Quoting Pete H. Maniego, a senior policy advisor of the Institute for Climate and Sustainable Cities, Galicha said RE can sustain the country’s bid for industrialization. He said indigenous RE sources can support and promote industrialization and, in fact, can be the anchor of the government’s industrial policy.

Maniego had said that to be energy-secure and self-sufficient, the Philippines must give utmost priority to reducing its reliance on imported fuels. The Philippines imports more than 80 percent of its coal requirements, with 70 percent coming from Indonesia.

In 2015 the country imported 15 million tons of coal worth $800 million from Indonesia alone.

According to Galicha, the Climate Reality Project supports the passage of Senate Bill 251, or the proposed Low Carbon Economy Act filed by Sen. Loren Legarda. It establishes the emission cap-and-trade system in the industry sector to reduce greenhouse-gas emissions and protect the climate.

“There is an urgent need for the Philippine government to look at the benefits of the Paris Agreement to our communities and the planet. We call on the Senate to, once and for all, act with a sense of urgency and do the right thing. We are glad that it has been announced publicly that the climate pact will be ratified by July, however, why not as soon as possible?” Galicha said.

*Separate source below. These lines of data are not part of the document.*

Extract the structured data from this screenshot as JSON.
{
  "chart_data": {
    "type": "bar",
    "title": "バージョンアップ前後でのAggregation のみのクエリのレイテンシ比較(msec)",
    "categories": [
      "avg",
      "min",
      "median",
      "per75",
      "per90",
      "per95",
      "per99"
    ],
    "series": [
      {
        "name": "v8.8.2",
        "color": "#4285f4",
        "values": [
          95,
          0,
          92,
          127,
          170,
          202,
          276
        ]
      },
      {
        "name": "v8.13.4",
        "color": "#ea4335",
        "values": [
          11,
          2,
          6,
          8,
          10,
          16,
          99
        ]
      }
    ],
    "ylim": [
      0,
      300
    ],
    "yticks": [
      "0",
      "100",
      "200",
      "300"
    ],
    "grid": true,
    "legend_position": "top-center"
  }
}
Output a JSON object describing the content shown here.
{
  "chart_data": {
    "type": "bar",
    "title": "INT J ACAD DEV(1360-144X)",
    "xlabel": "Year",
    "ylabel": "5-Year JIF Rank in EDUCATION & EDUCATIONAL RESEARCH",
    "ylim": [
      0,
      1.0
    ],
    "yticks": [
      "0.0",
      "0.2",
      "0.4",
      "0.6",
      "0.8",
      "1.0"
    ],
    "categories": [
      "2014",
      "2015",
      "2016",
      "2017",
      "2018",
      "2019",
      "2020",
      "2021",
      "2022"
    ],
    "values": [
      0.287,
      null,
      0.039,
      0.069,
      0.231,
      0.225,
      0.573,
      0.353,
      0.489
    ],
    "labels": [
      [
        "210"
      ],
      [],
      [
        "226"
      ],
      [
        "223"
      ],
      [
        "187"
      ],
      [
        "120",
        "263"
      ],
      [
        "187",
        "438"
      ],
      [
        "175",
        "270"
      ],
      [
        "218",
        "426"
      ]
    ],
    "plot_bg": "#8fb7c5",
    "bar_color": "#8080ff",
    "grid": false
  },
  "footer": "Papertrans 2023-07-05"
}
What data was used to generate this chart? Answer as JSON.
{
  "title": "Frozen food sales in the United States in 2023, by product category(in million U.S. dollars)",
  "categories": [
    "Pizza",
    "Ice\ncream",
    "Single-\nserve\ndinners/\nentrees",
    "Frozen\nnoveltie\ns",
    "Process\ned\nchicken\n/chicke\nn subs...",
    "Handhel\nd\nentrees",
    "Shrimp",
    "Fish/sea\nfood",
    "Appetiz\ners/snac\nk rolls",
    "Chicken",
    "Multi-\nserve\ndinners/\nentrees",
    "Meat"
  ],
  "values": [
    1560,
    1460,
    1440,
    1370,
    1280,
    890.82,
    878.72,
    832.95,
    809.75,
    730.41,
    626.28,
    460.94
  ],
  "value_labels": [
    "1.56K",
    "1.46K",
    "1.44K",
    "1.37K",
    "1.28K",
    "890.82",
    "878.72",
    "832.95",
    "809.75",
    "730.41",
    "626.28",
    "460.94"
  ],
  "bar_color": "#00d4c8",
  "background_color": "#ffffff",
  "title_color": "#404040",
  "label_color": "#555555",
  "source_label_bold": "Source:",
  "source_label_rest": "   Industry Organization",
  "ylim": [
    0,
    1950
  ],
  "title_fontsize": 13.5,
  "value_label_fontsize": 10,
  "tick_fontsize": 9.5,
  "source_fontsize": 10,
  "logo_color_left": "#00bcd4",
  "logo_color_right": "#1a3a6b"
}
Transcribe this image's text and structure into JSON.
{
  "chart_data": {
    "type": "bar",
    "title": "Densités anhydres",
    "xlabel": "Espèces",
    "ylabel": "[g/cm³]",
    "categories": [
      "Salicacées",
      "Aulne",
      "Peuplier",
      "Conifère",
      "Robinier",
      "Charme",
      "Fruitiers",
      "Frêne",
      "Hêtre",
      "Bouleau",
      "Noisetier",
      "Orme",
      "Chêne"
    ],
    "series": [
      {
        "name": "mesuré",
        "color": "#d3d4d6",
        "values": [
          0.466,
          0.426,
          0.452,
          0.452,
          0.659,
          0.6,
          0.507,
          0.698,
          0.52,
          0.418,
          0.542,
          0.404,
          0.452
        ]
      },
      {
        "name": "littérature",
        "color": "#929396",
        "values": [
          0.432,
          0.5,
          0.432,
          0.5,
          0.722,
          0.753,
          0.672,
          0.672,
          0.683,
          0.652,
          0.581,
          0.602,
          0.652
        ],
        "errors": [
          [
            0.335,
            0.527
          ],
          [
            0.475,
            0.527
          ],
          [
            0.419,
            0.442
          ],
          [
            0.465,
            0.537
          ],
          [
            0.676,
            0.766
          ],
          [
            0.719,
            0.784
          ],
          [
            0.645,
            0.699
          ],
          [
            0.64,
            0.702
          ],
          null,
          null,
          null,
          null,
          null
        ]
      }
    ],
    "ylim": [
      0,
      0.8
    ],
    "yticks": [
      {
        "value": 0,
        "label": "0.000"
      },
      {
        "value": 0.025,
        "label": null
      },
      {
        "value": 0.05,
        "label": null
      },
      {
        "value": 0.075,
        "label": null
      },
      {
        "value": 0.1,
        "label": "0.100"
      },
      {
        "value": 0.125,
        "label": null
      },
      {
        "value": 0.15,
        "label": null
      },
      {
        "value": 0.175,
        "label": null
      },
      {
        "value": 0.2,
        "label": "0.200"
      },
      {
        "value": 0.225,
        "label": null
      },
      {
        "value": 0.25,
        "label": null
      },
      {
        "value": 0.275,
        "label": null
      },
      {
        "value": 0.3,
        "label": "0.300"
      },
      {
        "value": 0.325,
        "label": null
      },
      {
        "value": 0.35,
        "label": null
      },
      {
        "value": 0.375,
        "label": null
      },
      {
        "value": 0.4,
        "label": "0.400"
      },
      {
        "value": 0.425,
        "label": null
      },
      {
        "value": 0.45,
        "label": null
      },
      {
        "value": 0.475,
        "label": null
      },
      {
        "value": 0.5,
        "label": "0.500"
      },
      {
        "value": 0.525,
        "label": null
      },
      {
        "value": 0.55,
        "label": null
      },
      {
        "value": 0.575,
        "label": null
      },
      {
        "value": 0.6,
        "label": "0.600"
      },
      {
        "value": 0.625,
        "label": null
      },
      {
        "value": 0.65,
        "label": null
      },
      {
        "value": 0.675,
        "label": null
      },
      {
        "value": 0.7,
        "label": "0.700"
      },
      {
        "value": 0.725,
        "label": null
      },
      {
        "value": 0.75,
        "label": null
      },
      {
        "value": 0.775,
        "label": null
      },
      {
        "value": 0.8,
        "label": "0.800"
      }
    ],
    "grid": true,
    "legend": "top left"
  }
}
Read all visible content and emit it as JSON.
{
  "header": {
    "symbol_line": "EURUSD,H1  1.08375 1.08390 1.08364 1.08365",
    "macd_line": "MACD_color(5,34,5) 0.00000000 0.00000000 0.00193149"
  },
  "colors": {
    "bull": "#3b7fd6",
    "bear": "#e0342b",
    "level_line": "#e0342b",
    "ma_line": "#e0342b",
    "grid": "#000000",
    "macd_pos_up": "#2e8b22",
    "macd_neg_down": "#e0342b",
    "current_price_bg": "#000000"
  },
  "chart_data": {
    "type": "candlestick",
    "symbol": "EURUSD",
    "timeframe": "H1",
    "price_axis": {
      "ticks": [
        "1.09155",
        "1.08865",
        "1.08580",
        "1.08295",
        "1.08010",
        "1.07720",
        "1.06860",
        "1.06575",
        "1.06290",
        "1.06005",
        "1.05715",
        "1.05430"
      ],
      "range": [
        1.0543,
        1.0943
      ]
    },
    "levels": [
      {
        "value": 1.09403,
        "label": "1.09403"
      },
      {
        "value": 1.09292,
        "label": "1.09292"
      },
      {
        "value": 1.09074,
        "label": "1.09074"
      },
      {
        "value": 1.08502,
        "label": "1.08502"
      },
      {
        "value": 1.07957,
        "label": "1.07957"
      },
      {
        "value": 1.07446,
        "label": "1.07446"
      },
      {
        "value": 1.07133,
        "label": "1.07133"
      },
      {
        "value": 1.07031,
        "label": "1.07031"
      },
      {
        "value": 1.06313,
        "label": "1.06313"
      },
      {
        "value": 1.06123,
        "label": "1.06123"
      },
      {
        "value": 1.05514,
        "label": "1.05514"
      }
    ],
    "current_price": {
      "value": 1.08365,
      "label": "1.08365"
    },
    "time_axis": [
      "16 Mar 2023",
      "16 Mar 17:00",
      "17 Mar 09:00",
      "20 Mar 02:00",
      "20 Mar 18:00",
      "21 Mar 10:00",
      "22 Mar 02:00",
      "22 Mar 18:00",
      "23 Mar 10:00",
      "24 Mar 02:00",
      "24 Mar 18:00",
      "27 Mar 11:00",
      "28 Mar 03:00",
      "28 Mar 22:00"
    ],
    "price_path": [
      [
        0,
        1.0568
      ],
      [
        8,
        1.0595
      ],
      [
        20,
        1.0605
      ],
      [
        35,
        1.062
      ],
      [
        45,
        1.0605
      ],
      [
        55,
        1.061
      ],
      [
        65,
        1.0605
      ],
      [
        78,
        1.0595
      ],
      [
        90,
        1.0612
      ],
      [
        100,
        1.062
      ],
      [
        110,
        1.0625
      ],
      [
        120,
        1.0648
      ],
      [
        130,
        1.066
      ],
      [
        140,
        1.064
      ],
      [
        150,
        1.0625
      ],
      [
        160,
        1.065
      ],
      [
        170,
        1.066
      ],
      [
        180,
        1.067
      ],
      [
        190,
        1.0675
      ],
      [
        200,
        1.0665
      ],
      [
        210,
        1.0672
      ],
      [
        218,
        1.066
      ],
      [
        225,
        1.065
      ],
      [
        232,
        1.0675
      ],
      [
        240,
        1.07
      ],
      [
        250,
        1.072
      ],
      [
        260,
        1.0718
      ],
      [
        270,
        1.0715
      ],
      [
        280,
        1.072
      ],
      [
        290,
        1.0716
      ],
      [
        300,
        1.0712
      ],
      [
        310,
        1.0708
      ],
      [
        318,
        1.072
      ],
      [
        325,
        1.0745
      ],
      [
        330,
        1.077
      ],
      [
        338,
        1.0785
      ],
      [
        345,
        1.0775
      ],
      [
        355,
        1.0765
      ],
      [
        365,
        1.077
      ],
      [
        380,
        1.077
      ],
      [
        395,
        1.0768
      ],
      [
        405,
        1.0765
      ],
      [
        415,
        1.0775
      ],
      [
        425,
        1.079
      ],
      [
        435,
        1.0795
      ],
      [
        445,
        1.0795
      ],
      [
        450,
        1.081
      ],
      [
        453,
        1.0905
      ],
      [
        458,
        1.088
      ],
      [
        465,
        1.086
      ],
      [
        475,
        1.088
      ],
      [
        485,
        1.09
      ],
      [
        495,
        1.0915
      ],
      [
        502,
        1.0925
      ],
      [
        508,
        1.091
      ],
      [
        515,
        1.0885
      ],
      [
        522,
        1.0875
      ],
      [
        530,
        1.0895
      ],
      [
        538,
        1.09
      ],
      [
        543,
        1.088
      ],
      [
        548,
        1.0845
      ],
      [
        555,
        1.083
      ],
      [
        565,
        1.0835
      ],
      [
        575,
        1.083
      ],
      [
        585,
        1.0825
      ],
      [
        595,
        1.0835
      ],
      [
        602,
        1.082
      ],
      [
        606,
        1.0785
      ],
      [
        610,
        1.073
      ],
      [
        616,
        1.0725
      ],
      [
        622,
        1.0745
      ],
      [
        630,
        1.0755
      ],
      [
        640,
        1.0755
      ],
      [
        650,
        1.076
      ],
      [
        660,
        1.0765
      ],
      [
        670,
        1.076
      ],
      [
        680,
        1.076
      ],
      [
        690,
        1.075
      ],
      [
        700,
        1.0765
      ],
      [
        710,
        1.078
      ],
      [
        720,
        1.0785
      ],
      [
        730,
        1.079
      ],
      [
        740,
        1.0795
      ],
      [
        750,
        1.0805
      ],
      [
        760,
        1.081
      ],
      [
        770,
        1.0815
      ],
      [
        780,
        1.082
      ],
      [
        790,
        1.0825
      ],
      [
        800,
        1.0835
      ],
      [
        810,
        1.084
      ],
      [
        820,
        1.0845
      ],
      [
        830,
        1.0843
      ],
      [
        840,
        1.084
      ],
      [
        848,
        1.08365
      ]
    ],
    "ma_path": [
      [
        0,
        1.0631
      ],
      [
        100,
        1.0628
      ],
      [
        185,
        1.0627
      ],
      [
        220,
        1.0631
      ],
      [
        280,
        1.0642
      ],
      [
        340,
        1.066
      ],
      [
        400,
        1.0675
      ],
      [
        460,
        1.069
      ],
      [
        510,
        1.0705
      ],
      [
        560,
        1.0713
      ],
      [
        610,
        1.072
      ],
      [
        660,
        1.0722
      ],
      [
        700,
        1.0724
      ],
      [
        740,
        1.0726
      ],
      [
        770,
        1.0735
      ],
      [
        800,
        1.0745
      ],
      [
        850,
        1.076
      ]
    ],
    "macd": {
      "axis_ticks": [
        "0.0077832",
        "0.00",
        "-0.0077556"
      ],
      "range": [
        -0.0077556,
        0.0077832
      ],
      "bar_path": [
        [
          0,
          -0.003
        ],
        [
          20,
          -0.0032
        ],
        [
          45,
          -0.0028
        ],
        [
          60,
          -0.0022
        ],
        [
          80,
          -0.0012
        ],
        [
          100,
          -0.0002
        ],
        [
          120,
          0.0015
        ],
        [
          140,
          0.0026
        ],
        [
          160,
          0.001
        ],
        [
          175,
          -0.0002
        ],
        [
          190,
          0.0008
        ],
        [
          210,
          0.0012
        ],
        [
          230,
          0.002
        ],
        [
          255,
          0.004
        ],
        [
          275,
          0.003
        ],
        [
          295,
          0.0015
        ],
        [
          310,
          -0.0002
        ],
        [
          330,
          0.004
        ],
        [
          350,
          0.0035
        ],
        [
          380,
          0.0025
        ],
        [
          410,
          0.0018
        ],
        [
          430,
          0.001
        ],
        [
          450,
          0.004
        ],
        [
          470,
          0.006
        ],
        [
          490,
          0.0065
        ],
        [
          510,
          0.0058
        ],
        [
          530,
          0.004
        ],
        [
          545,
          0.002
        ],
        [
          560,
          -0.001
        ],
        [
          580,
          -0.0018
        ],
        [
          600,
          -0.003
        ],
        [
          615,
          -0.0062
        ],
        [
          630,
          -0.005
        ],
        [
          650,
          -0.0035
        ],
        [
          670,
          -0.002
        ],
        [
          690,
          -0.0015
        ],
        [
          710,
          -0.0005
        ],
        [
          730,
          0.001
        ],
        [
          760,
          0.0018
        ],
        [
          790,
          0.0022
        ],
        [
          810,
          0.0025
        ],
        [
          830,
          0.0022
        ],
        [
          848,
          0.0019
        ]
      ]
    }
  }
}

He said that to hasten the RE development in the Philippines, a one-stop shop with lower transaction costs for RE investments and projects must be established by concerned government agencies.

He noted that there are tons of documents that investors need to file to make RE projects rolling—from permits to regulatory and operational stages.

RE advocates say that for the Philippines to achieve a sustainable development path, a shift to RE should start, and coal addiction must first stop.